Software factories are the new target for cyber attacks, Air Force official says
Will Roper, the Air Force's acquisition chief, said the massive cybersecurity breach that's plagued several federal government agencies creates "a new kind of target for our adversaries" that must be protected.
NOTE: This story first appeared on FCW.com.
The Defense Department has been pushing hard for digital modernization, but the massive hacking campaign that breached multiple federal government agencies via Solarwinds software has put some of its more nascent efforts at risk -- namely software factories.
"Yes, this creates a new kind of target for our adversaries. These digital factories that we are using to design things may become crown jewels and they'll have to be protected as such," Will Roper, the Assistant Secretary of the Air Force for Acquisition, Technology and Logistics, told reporters Dec. 18 during a virtual Defense Writers Group event.
That becomes an acute challenge for newer programs such as the Air Force's Cloud One and Platform One, which respectively centralize data sharing and tool development capabilities.
"So as I look at programs like Cloud One and Platform One that are being used broadly across our development enterprise, that becomes a single thing to attack whose effects would ripple into other programs," Roper said.
The 2021 defense policy bill, which is under veto threat and awaiting a presidential signature, has a number of cyber provisions aimed at improving the federal government's preparedness for security breaches like Solarwinds.

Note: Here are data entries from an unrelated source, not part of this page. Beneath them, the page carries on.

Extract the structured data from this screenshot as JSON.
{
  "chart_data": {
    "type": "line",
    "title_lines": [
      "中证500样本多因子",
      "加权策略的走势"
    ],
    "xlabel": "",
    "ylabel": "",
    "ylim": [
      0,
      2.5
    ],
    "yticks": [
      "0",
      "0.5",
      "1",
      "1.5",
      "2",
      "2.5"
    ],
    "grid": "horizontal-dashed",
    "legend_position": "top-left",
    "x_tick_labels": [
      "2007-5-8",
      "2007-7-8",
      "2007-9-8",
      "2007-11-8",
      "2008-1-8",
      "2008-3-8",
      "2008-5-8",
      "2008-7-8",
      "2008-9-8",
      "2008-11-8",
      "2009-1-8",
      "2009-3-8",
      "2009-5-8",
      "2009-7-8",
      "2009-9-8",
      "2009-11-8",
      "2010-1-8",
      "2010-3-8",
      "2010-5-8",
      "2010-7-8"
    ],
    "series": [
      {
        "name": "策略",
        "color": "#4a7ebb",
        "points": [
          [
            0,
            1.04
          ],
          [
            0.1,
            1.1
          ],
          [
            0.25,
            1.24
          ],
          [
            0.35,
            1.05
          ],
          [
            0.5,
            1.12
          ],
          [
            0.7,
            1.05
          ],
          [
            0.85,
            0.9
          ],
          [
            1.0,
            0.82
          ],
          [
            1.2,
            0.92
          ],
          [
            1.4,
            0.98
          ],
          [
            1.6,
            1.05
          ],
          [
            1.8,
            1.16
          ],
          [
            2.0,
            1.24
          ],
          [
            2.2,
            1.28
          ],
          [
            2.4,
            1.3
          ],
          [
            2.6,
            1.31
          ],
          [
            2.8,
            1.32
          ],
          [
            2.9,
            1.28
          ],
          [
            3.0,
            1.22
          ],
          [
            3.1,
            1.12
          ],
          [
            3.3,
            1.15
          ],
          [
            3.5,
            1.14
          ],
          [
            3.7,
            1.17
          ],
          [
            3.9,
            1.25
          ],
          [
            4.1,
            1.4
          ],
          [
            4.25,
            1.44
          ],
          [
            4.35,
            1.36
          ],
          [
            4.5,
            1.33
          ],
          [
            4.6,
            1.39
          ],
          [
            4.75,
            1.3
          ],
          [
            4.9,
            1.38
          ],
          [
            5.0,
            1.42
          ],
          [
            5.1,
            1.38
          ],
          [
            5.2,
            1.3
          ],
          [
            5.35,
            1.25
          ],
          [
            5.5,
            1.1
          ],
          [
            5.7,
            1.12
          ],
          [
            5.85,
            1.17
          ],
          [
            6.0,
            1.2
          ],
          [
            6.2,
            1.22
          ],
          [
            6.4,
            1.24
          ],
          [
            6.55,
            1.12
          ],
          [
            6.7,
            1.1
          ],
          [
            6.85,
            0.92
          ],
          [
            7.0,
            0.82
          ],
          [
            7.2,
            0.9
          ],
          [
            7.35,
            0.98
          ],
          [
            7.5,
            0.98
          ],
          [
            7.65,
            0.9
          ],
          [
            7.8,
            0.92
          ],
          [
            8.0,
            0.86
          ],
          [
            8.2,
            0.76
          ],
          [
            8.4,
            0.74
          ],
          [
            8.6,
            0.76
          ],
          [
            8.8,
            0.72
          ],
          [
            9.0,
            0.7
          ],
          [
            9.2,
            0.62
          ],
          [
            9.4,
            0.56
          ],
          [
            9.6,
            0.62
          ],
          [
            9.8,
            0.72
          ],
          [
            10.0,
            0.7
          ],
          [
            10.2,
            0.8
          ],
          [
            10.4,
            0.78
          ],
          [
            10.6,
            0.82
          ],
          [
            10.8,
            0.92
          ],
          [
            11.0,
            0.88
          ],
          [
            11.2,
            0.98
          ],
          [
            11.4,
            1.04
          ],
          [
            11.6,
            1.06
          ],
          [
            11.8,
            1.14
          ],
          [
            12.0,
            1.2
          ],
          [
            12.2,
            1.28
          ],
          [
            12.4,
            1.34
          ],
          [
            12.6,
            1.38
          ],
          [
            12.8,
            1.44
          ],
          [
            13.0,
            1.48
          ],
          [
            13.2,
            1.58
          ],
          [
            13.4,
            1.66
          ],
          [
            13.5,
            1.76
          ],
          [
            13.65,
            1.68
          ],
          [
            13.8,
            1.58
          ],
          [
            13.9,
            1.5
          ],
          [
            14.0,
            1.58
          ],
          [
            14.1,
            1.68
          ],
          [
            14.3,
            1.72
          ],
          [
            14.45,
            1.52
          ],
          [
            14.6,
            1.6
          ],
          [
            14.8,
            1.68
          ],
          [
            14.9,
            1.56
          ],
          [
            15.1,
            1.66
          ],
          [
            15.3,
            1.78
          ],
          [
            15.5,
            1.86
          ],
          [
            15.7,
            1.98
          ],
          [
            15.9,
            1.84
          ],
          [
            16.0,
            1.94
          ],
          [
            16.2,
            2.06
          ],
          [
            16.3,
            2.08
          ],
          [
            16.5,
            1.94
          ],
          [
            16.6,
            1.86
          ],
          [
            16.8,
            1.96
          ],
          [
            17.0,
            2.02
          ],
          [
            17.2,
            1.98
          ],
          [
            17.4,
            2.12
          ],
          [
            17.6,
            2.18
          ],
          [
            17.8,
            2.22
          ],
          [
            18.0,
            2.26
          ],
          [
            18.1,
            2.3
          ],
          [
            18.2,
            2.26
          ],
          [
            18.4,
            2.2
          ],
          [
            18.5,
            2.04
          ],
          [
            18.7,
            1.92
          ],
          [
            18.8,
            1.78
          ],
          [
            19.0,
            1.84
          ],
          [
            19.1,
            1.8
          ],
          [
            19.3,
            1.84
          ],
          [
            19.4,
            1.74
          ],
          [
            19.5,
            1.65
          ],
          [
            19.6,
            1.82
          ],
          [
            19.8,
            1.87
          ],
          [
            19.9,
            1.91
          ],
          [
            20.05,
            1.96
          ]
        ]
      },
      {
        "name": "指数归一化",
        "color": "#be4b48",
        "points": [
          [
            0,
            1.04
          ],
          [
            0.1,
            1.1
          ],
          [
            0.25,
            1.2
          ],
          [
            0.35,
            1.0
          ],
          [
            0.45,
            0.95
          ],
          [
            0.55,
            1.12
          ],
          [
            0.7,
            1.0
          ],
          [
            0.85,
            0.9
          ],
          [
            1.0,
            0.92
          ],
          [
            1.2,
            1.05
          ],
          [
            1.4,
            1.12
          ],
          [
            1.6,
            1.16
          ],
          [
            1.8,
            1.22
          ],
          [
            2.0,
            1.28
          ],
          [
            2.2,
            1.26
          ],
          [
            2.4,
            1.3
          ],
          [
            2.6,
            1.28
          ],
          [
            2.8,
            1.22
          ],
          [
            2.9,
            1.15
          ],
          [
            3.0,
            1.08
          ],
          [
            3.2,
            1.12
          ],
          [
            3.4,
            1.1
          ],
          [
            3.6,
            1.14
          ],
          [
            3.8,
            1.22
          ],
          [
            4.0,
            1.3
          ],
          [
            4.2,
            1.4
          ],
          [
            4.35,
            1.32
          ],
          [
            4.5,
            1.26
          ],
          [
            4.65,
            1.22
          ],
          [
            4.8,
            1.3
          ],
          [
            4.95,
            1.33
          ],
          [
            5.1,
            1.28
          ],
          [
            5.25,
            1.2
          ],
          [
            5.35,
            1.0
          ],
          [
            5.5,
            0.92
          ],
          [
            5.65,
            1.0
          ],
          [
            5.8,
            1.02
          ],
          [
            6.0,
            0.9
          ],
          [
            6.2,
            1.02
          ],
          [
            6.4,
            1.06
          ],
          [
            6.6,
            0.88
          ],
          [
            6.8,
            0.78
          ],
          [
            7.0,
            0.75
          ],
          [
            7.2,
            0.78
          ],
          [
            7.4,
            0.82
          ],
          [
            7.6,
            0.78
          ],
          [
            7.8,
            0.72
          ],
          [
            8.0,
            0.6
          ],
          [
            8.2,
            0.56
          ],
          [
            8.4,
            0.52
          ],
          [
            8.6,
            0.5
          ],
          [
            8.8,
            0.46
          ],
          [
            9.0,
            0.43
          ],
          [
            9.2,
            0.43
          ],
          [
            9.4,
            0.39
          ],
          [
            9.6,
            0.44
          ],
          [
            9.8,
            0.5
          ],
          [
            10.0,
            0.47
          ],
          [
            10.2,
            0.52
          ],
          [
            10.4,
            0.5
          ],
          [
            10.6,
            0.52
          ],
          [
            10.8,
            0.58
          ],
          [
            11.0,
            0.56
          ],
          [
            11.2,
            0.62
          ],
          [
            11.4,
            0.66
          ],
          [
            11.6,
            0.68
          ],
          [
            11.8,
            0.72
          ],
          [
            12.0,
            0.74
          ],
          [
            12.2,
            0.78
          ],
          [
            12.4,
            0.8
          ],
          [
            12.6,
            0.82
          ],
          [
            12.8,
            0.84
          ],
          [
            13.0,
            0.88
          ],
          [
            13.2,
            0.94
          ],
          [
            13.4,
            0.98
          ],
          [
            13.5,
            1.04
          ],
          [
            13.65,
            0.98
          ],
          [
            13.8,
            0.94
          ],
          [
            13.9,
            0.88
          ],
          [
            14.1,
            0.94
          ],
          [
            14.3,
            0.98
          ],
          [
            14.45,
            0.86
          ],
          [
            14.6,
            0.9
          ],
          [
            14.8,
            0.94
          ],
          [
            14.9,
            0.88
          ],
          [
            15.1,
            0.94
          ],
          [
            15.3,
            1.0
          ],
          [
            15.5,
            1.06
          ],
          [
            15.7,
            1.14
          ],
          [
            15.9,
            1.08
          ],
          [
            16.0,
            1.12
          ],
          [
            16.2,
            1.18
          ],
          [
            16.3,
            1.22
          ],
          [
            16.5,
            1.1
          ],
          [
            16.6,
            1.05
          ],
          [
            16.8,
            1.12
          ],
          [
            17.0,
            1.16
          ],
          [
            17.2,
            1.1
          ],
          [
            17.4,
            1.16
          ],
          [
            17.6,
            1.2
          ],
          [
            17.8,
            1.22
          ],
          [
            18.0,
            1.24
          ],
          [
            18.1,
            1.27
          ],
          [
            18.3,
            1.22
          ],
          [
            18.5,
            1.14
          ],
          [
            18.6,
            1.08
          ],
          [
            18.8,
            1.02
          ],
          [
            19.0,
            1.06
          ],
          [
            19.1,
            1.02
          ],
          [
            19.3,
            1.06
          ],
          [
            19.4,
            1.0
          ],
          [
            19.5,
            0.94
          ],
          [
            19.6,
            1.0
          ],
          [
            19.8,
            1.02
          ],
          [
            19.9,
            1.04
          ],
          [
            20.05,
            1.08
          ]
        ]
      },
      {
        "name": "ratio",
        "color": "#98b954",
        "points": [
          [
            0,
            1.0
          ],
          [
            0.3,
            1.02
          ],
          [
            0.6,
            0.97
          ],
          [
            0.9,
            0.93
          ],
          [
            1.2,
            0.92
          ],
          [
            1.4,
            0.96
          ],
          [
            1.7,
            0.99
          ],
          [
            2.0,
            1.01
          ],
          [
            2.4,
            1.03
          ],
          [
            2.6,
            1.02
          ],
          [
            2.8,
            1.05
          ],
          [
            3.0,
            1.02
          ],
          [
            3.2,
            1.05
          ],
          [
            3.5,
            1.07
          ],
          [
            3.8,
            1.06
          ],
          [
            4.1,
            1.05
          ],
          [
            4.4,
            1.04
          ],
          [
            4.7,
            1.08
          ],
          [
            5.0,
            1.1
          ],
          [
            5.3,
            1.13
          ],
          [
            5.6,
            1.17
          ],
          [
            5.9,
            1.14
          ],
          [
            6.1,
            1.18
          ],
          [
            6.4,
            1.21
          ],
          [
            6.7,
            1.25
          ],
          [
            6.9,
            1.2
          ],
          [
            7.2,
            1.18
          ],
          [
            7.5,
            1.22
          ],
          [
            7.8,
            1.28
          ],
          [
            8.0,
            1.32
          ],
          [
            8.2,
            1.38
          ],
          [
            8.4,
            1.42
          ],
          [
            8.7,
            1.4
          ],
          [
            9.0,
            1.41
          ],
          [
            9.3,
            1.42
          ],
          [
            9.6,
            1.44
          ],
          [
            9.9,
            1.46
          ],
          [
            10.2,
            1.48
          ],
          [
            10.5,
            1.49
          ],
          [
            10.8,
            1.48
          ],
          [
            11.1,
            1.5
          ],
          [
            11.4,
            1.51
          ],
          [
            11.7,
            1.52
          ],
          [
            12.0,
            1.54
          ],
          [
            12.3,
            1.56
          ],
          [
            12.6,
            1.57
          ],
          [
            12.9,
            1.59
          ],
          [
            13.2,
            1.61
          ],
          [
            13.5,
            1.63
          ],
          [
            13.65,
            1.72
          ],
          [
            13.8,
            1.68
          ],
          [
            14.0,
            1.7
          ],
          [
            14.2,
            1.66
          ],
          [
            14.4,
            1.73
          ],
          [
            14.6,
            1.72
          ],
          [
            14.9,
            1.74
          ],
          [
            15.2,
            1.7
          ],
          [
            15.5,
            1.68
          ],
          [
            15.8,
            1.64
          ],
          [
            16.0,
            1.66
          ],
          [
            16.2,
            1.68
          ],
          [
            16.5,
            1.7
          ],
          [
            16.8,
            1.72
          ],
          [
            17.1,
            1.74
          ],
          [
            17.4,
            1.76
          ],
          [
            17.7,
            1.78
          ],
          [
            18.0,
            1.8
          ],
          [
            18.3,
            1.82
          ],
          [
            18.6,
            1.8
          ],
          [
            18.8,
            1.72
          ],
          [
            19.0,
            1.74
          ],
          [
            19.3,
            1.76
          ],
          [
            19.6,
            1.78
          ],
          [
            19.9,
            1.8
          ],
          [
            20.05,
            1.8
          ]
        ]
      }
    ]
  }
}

"This attack is a stark warning that our nation must bolster its cybersecurity posture and capabilities, and it must do so without delay," wrote House Armed Services Committee Republicans Ranking Member Mac Thornberry (Texas), incoming Ranking Member Mike Rogers (Ala.), and four other members said in a statement Dec. 18.
"There is no doubt our adversaries will take advantage of any opportunity to attack vulnerabilities in our cyber infrastructure. The measures in this year's bill will provide critical safeguards to protect the information and capabilities most foundational to our nation's security."
During his talk, Roper stressed DOD's need for zero trust principles on a large scale.
"The other thing that we have to bring into our software environment, into our digital infrastructure which the department is behind on is new technologies that allow you to deal with adversaries that have gotten in -- so zero trust technologies and doing continuous monitoring," Roper said.
"We don't do that in the Defense Department. We certify things are impregnable and commercial industry assumes everything is pregnant and has to deal with that after the fact."
Roper said the goal is to both keep adversaries out while having a plan once they get in and building on those technologies, particularly with initiatives like Cloud and Platform One. The Air Force has been using red teaming to test those systems' security in the wake of Solarwinds Orion software breach, he said, but that new approaches can often mean new targets.
If you create a game changing approach to change the [defense procurement] system, that game changing approach is likely the new thing your adversary targets," Roper said. "Welcome to the digital age."